Bij besluit van 2 oktober 2014 (het primaire besluit) heeft verweerder het verzoek van eisers tot openbaarmaking van brongegevens behorende bij een Bibob-advies gedeeltelijk toegewezen en gedeeltelijk afgewezen.
Bij besluit van 21 oktober 2014 heeft verweerder het primaire besluit aangevuld en aan eisers kopieën van diverse brongegevens verstrekt.
Bij besluit van 23 december 2014 (het bestreden besluit) heeft verweerder het bezwaar van eisers ongegrond verklaard.
Eisers hebben tegen het bestreden besluit beroep ingesteld.
Verweerder heeft een verweerschrift ingediend.
Het onderzoek ter zitting heeft plaatsgevonden op 4 maart 2015. Eiser [naam] is verschenen. Verweerder heeft zich laten vertegenwoordigen door zijn gemachtigde.

Overwegingen

1. De rechtbank gaat uit van de volgende feiten.
Bij brieven van 2 oktober 2013 hebben de burgemeesters van de afzonderlijke gemeenten Veldhoven, Eindhoven en Eersel eisers bericht dat Landelijk Bureau BIBOB (LBB) op 22 maart 2013 en 11 september 2013 advies heeft uitgebracht, waarin de namen van eisers naar voren komen. Zij hebben de in die adviezen over eisers opgenomen gegevens op grond van artikel 28, tweede lid, aanhef en onder b, van de Wet bevordering integriteitsbeoordelingen door het openbaar bestuur (Wet Bibob) aan hen verstrekt. Ook de gemeente Nuenen heeft een Bibob-advies ontvangen waarin persoonsgegevens van eisers zijn verwerkt.
Bij afzonderlijke brieven van 28 oktober 2013 hebben eisers de hiervoor genoemde burgemeesters verzocht om - kort gezegd - inzage in de achtergrondinformatie die de grondslag is geweest voor de Bibob-adviezen van 22 maart 2013 en 11 september 2013.
Bij afzonderlijke brieven van 7 november 2013 en 11 november 2013 hebben de burgemeesters van de gemeente Veldhoven en de gemeente Eersel eisers bericht dat zij hen geen inzage kunnen geven in het dossier.
Bij afzonderlijke brieven van 4 december en 5 december 2013 hebben de burgemeesters van de gemeente Veldhoven en Eindhoven het verzoek van eisers doorgezonden aan verweerder.

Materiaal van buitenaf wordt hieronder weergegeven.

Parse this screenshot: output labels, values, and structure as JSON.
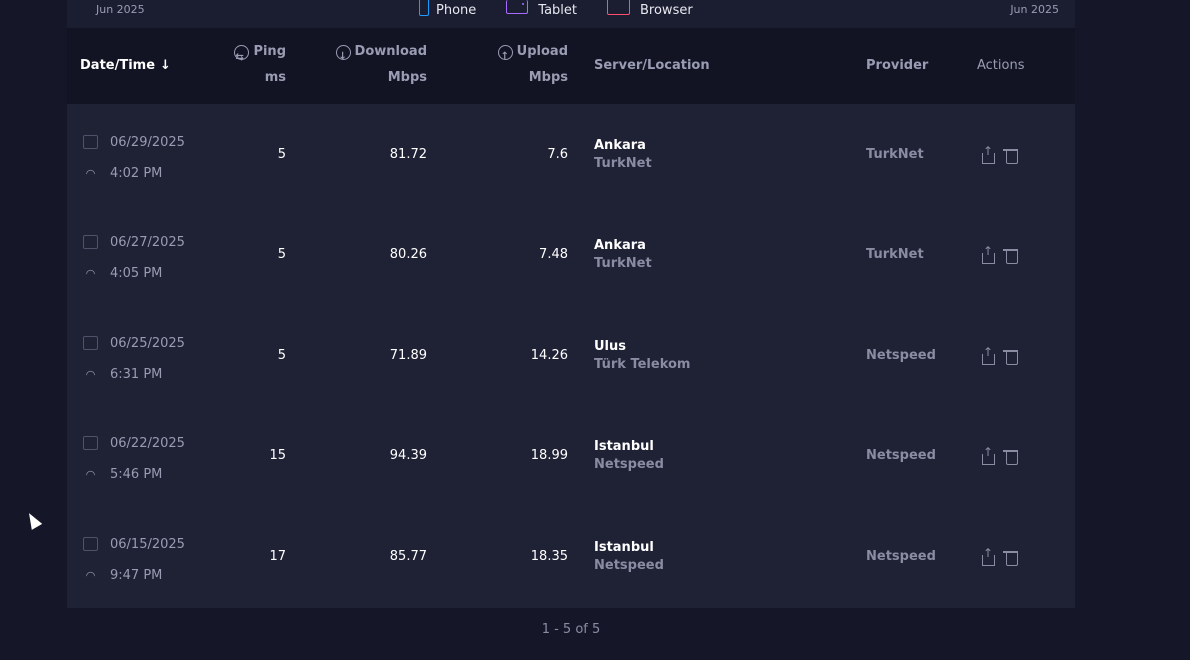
{
  "topbar": {
    "date_left": "Jun 2025",
    "date_right": "Jun 2025",
    "legend": [
      {
        "label": "Phone",
        "color": "#1e9bff"
      },
      {
        "label": "Tablet",
        "color": "#a86bff"
      },
      {
        "label": "Browser",
        "color": "#ff4f6d"
      }
    ]
  },
  "table": {
    "headers": {
      "date": "Date/Time",
      "ping_top": "Ping",
      "ping_unit": "ms",
      "download_top": "Download",
      "download_unit": "Mbps",
      "upload_top": "Upload",
      "upload_unit": "Mbps",
      "server": "Server/Location",
      "provider": "Provider",
      "actions": "Actions"
    },
    "rows": [
      {
        "date": "06/29/2025",
        "time": "4:02 PM",
        "ping": "5",
        "download": "81.72",
        "upload": "7.6",
        "city": "Ankara",
        "isp": "TurkNet",
        "provider": "TurkNet"
      },
      {
        "date": "06/27/2025",
        "time": "4:05 PM",
        "ping": "5",
        "download": "80.26",
        "upload": "7.48",
        "city": "Ankara",
        "isp": "TurkNet",
        "provider": "TurkNet"
      },
      {
        "date": "06/25/2025",
        "time": "6:31 PM",
        "ping": "5",
        "download": "71.89",
        "upload": "14.26",
        "city": "Ulus",
        "isp": "Türk Telekom",
        "provider": "Netspeed"
      },
      {
        "date": "06/22/2025",
        "time": "5:46 PM",
        "ping": "15",
        "download": "94.39",
        "upload": "18.99",
        "city": "Istanbul",
        "isp": "Netspeed",
        "provider": "Netspeed"
      },
      {
        "date": "06/15/2025",
        "time": "9:47 PM",
        "ping": "17",
        "download": "85.77",
        "upload": "18.35",
        "city": "Istanbul",
        "isp": "Netspeed",
        "provider": "Netspeed"
      }
    ]
  },
  "pagination": {
    "text": "1 - 5 of 5"
  }
}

Verweerder heeft de brieven van eisers aangemerkt als een verzoek op grond van artikel 35 van de Wet bescherming persoonsgegevens (Wbp). Bij het primaire besluit heeft verweerder het verzoek gedeeltelijk toegewezen en gedeeltelijk afgewezen. Verweerder heeft daarbij opgemerkt dat in de Bibob-adviezen aan de gemeenten Eindhoven, Veldhoven, Eersel en Nuenen dezelfde achtergrondinformatie is gebruikt en dezelfde persoonsgegevens van eisers zijn verwerkt. Verweerder heeft een overzicht verstrekt van de documenten die het betreft en de herkomst daarvan. Daarbij heeft verweerder vermeld of eisers recht hebben op inzage in de betreffende documenten. Met betrekking tot de geweigerde informatie heeft verweerder vermeld op grond waarvan die informatie is geweigerd.
Bij besluit van 21 oktober 2014 heeft verweerder in aanvulling op het besluit van 2 oktober 2014 kopieën verstrekt van de stukken waarvan eisers hebben aangegeven deze graag te ontvangen en kopieën van overige documenten die niet ten grondslag liggen aan de Bibob-adviezen, maar waarin persoonsgegevens van eisers voorkomen. Verweerder heeft deze documenten ten dele geanonimiseerd.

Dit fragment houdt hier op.